The earliest wheat harvest starts in Gujarat, by end-March, and the harvested quantity should be modest.
The crop will be ready in major growing States — Punjab, Haryana, Uttar Pradesh, Madhya Pradesh and Rajasthan — by early April. In other words, we still have three months to go.
Meanwhile, the India Meteorological Department has come up with a forecast of a mild winter. If the winter is less severe than normal, the wheat crop is sure to be affected.
It is well known that Indian wheat is at the limit of heat tolerance. Even a 1.5 degree Celsius increase above the normal day temperature will reduce yields markedly. Last but not the least is the risk of unseasonal rains and hailstorms during harvest.
We had unfavourable weather for three consecutive years — in 2014, 2015 and in 2016. There is no guarantee that adverse weather will not return in 2017.
On the whole, the production target of 96.5 mt for 2016-17 seems to be ambitious. At this point in time, it is premature to speculate on the harvest size but it would be an achievement if production touches 90 mt.
The market has taken cognisance of all the risks — inventory, production, weather — and it is reflected in market prices. Wheat prices on the spot and futures segment have breached the psychological barrier of ?2,000 a quintal.
Rates have spurted by over 10 per cent from September with a further upside price risk clearly visible. In view of the above, it is clear that the decision to permit wheat imports at zero duty is a well-informed one.
The Agriculture Ministry may still stick to its estimate of 93.5 mt, but the market clearly has other ideas.
Is the liberal import policy hurting growers? Hardly. The next harvest is three months away and public stocks have been falling rapidly and availability tightening. Flour mills in South India are the worst hit because of high transport cost from producing centres to consuming destinations.

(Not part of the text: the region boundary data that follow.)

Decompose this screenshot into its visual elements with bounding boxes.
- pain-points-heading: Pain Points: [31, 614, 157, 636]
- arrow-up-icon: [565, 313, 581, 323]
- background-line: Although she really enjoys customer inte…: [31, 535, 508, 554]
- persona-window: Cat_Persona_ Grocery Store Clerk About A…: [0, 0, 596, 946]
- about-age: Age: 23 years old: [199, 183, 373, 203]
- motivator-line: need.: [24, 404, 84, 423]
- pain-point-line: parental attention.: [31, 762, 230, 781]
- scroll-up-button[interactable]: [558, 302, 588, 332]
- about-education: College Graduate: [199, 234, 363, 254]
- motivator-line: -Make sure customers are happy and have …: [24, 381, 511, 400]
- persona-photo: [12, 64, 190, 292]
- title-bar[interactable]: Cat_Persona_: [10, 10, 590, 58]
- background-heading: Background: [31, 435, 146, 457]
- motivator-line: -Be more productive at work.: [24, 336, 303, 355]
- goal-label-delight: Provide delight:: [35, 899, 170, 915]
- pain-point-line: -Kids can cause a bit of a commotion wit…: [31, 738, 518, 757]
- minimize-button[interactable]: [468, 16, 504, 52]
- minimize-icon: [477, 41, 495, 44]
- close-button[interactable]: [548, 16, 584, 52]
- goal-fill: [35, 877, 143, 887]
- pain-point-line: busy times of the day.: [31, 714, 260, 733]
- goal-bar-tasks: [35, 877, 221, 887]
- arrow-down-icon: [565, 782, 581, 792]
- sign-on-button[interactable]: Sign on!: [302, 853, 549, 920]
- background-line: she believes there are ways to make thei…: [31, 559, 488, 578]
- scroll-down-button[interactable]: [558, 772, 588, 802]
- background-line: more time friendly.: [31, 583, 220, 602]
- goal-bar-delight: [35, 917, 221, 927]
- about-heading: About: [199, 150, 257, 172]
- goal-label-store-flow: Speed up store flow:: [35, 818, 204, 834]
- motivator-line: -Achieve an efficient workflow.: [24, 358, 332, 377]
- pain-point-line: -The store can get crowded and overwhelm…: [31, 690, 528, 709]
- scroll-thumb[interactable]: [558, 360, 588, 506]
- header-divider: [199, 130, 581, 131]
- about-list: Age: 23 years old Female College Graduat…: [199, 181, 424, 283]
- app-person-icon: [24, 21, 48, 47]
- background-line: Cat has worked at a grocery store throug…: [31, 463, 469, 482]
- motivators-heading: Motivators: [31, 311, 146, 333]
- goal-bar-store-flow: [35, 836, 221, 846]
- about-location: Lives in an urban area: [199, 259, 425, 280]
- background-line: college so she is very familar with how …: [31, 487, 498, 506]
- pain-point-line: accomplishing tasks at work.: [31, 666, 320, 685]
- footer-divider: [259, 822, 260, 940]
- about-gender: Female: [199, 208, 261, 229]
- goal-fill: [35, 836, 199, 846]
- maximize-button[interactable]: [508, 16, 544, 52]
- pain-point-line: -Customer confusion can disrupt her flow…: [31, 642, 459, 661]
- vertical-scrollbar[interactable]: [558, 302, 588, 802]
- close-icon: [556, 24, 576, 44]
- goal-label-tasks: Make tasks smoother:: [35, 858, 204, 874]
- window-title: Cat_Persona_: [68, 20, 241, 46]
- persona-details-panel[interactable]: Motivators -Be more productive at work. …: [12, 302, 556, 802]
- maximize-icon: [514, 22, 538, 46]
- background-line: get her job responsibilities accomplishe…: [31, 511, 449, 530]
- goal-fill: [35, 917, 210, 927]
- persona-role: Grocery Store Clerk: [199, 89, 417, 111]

Is the zero import duty forever? Certainly not, and it cannot be. Even as imports bring some relief to industrial users such as flour mills and consumers, the policymakers are sure to monitor the progress of the wheat crop and review the status, possibly by mid-March.
If the prospects appear promising and if prices move down markedly from the current high levels, nothing can prevent the government from imposing a customs duty on wheat imports.